French Islamic group ‘biggest terror threat since 90s’
A French prosecutor said Thursday he would pursue charges of attempted murder and terrorism against seven of the 12 suspected Islamist extremists arrested at the weekend.
Francois Molins, the Paris prosecutor, said the seven had been part of an “active terrorist cell” that posed the biggest threat of its kind that France has faced since the mid-nineties, when the Algerian-based GIA was dismantled.
The attempted murder charges relate to a grenade attack on a Jewish grocery store in the Paris suburbs last month.
The attack left one person slightly injured but Molins said the Yugoslav-made grenade had been capable of seriously injuring anyone within a ten-metre radius, indicating the consequences could easily have been much worse.

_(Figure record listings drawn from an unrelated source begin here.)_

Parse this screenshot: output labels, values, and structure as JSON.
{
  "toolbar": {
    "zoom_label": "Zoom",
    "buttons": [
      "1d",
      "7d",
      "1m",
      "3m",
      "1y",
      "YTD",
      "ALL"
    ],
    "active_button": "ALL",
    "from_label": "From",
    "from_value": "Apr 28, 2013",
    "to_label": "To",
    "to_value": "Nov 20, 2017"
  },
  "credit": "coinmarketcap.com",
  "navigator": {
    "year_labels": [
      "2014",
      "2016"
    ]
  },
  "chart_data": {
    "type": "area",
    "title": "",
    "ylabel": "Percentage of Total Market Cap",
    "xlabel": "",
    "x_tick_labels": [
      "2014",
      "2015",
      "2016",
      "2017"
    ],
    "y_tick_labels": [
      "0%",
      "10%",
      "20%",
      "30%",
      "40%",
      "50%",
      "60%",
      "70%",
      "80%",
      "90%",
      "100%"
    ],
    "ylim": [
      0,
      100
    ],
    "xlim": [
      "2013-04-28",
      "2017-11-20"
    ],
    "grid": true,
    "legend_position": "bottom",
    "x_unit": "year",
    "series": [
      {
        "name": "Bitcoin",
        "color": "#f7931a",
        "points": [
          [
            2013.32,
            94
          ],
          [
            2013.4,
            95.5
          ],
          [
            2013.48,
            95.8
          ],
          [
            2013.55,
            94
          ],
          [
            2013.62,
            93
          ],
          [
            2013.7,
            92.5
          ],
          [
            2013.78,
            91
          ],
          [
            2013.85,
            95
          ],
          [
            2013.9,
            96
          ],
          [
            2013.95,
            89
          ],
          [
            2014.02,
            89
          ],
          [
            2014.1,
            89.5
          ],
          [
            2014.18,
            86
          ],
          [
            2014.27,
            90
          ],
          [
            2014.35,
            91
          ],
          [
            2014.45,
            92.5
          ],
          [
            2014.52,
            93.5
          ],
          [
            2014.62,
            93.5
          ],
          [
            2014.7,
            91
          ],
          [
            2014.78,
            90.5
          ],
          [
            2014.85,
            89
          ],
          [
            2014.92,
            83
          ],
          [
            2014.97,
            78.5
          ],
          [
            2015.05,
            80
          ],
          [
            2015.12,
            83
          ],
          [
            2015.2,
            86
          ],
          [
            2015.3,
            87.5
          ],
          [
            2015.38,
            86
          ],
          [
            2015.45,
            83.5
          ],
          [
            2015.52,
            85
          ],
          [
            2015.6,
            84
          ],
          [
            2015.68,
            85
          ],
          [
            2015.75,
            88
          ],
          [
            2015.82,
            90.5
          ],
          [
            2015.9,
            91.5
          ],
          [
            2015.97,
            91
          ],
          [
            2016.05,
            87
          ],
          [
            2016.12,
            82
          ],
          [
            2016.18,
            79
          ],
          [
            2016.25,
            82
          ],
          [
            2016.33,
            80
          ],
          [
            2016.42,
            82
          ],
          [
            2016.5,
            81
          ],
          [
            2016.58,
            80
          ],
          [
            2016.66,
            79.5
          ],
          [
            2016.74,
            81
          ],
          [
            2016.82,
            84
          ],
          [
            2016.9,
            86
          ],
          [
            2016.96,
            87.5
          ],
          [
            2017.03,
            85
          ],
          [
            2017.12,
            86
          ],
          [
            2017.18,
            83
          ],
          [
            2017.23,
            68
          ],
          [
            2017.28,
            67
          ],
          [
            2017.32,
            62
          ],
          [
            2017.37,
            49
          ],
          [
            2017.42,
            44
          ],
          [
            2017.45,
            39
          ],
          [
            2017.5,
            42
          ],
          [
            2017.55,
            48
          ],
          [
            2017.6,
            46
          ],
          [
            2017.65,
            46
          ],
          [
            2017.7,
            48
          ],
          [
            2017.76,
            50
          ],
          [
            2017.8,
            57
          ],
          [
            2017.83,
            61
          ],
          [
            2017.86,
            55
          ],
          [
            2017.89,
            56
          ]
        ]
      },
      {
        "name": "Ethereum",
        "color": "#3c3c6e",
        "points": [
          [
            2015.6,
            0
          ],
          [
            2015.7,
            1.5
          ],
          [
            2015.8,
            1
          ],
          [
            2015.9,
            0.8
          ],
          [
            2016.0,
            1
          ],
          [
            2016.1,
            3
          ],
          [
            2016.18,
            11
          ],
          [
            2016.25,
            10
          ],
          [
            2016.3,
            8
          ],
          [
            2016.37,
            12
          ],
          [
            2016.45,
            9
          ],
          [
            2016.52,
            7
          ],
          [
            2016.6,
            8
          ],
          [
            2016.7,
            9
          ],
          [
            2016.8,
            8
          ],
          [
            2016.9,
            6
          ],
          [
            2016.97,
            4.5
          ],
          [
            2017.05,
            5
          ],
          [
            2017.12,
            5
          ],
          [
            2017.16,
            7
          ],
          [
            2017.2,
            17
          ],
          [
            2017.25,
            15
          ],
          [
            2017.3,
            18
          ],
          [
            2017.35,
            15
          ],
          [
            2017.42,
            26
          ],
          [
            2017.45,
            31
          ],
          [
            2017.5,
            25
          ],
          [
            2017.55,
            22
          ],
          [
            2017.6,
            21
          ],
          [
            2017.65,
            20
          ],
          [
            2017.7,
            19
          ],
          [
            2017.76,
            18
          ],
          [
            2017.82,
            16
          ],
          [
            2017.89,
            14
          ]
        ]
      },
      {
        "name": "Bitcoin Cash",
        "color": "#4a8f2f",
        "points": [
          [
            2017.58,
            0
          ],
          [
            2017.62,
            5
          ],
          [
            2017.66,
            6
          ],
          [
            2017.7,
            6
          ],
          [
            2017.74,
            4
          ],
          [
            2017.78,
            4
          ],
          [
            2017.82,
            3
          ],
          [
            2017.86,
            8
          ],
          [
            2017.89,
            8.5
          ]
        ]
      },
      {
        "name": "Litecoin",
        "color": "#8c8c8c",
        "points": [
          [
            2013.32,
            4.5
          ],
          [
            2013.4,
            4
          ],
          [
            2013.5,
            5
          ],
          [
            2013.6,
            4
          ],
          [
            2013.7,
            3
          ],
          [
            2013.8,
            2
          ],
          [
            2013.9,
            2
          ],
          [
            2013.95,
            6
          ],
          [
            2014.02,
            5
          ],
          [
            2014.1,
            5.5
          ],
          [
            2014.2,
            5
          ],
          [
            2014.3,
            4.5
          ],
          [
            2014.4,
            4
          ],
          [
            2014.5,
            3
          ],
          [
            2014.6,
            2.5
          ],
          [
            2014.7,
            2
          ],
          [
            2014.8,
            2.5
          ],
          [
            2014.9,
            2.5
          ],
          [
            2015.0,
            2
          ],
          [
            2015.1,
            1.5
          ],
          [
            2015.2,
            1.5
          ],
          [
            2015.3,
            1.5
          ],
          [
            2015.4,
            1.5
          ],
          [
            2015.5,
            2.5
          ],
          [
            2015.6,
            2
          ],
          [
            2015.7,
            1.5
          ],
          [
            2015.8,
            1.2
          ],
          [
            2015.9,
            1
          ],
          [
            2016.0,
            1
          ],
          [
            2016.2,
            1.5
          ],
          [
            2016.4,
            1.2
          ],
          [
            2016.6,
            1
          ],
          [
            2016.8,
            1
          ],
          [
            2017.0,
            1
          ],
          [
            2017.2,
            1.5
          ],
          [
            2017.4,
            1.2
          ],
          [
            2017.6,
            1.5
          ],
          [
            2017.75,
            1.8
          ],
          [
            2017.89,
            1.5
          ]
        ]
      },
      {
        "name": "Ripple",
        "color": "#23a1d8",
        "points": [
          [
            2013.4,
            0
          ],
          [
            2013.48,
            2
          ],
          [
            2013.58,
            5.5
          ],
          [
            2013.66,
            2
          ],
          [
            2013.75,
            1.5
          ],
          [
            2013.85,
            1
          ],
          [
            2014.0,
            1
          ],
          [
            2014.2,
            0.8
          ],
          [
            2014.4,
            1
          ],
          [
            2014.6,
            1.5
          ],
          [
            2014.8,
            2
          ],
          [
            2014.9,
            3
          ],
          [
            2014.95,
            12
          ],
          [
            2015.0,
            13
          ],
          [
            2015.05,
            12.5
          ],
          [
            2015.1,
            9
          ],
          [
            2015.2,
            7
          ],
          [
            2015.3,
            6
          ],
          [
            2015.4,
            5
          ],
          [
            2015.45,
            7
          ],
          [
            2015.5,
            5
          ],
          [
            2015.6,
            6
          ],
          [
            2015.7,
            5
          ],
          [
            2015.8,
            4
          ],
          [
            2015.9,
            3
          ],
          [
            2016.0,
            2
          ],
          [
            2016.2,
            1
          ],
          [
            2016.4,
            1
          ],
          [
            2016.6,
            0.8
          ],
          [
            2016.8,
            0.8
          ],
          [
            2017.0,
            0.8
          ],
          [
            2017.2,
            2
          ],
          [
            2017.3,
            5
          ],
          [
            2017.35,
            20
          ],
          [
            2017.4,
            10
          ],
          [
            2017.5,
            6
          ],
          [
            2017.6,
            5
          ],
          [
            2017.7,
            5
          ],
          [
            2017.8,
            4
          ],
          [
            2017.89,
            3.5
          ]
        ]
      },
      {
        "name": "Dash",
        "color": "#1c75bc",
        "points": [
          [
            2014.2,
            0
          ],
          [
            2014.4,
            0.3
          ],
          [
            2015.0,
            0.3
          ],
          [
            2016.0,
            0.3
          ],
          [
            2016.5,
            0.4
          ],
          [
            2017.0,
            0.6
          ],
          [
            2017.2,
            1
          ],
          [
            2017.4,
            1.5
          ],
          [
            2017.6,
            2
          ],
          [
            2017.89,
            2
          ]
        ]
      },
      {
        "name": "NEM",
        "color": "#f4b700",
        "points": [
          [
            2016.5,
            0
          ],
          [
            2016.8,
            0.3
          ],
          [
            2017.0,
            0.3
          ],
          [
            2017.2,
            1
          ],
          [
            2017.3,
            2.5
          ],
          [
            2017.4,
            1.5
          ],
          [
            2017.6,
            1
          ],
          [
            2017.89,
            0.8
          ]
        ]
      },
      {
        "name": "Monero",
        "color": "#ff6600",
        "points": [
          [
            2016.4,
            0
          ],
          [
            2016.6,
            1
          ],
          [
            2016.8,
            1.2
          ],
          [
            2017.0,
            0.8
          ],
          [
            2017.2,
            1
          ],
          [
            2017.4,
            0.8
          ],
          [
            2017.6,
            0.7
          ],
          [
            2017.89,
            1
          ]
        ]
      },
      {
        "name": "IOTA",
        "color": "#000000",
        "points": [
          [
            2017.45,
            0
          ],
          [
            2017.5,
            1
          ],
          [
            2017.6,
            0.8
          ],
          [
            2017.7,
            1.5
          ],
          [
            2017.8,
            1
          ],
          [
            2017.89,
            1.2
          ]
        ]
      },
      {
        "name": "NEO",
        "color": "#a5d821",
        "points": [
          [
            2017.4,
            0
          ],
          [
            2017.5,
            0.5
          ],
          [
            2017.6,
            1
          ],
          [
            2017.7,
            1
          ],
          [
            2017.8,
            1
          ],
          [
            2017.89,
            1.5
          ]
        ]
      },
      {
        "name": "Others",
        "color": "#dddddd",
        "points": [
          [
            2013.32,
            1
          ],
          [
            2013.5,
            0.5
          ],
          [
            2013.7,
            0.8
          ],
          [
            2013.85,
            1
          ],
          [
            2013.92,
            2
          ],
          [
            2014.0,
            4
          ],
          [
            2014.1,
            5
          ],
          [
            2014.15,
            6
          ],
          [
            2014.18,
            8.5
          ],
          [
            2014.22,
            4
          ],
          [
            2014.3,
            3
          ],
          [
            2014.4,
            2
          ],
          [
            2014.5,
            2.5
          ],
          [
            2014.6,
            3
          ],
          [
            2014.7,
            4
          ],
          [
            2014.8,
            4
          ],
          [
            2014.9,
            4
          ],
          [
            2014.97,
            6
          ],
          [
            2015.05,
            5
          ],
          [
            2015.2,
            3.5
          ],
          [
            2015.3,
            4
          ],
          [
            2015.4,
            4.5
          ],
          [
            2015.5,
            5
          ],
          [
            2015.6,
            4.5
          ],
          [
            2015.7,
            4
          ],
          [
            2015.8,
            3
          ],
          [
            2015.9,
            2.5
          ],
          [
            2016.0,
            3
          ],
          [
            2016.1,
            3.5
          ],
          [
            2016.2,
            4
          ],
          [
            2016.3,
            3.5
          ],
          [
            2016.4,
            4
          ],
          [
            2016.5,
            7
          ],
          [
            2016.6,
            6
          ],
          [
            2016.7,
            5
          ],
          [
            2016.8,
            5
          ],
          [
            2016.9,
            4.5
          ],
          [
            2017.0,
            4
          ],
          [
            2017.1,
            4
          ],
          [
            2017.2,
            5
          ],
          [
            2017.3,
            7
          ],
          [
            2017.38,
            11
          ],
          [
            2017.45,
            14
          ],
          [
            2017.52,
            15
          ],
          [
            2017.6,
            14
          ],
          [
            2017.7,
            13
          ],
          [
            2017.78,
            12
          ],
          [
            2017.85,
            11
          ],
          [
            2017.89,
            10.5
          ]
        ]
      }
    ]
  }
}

The prosecutor added that the profile of the suspects detained in custody was “much more dangerous than we initially assumed” and said the investigation had uncovered evidence they were planning to go on ‘jihad’ in Syria and other countries.

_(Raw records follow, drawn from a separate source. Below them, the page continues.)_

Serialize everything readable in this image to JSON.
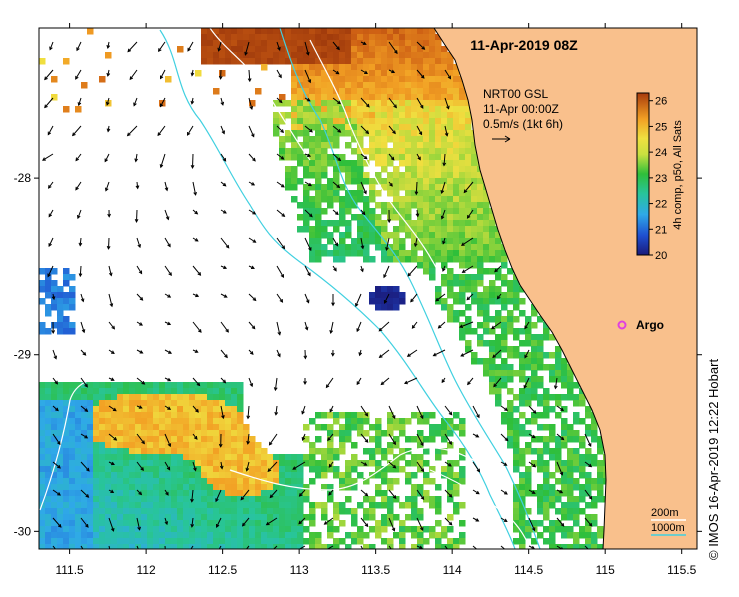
{
  "title": "11-Apr-2019 08Z",
  "current_legend": {
    "line1": "NRT00 GSL",
    "line2": "11-Apr 00:00Z",
    "line3": "0.5m/s (1kt 6h)"
  },
  "colorbar": {
    "label": "4h comp, p50, All Sats",
    "ticks": [
      "26",
      "25",
      "24",
      "23",
      "22",
      "21",
      "20"
    ],
    "range": [
      20,
      26.3
    ]
  },
  "station": {
    "label": "Argo",
    "lon": 115.12,
    "lat": -28.83,
    "color": "#e040e0"
  },
  "axes": {
    "x_ticks": [
      "111.5",
      "112",
      "112.5",
      "113",
      "113.5",
      "114",
      "114.5",
      "115",
      "115.5"
    ],
    "y_ticks": [
      "-28",
      "-29",
      "-30"
    ],
    "lon_range": [
      111.3,
      115.6
    ],
    "lat_range": [
      -30.1,
      -27.15
    ]
  },
  "isobath_legend": {
    "label1": "200m",
    "label2": "1000m",
    "color": "#40d0e0"
  },
  "land_color": "#f9c08c",
  "copyright": "© IMOS 16-Apr-2019 12:22 Hobart"
}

The grenade attack on a kosher grocery in Sarcelles, just outside Paris, triggered an investigation which led to Saturday’s arrests.

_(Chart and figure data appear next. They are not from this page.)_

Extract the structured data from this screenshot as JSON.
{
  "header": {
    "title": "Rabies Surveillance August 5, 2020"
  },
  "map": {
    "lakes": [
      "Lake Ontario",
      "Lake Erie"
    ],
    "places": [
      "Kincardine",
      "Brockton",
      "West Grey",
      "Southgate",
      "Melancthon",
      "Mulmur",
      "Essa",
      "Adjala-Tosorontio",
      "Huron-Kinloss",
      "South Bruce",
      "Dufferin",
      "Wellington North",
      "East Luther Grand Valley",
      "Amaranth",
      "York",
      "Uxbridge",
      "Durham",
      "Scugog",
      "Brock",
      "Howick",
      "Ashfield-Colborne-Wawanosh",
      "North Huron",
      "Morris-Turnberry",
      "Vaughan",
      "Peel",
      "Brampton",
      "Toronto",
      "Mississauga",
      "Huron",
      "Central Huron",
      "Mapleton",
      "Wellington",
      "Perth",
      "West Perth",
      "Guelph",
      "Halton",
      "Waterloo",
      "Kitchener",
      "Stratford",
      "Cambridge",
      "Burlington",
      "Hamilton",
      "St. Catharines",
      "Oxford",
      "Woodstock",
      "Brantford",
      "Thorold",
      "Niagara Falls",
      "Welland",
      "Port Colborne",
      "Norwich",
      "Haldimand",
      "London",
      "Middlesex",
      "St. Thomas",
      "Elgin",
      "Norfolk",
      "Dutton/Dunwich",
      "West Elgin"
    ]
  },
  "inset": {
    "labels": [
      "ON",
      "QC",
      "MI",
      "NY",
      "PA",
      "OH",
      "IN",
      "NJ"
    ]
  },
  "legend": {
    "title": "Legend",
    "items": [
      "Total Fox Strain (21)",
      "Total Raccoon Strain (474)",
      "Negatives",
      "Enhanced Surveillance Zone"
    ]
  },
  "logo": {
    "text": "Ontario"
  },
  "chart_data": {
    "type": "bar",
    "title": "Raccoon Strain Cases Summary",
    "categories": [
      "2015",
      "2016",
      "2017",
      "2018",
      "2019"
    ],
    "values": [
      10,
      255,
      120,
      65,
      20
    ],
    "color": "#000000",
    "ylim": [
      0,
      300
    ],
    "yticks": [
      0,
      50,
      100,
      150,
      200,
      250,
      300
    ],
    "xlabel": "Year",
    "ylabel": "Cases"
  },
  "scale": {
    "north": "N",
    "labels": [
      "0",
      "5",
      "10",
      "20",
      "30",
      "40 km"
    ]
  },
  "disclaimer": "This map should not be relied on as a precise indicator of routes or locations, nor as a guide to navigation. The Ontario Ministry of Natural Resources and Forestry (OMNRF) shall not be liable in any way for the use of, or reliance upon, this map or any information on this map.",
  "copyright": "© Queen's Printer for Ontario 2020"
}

One alleged leading member of the group, 33-year-old Jeremie Louis-Sidney, was shot dead after he opened fire on officers seeking to arrest him in a dawn raid at his home in Strasbourg.
Police have since discovered weapons and significant amounts of bomb-making equipment at the homes of some of the other men detained under anti-terrorism legislation.
Five of the 12 initially detained were released without charge on Thursday. The other seven are all French citizens, aged between 19 and 25, Molins said.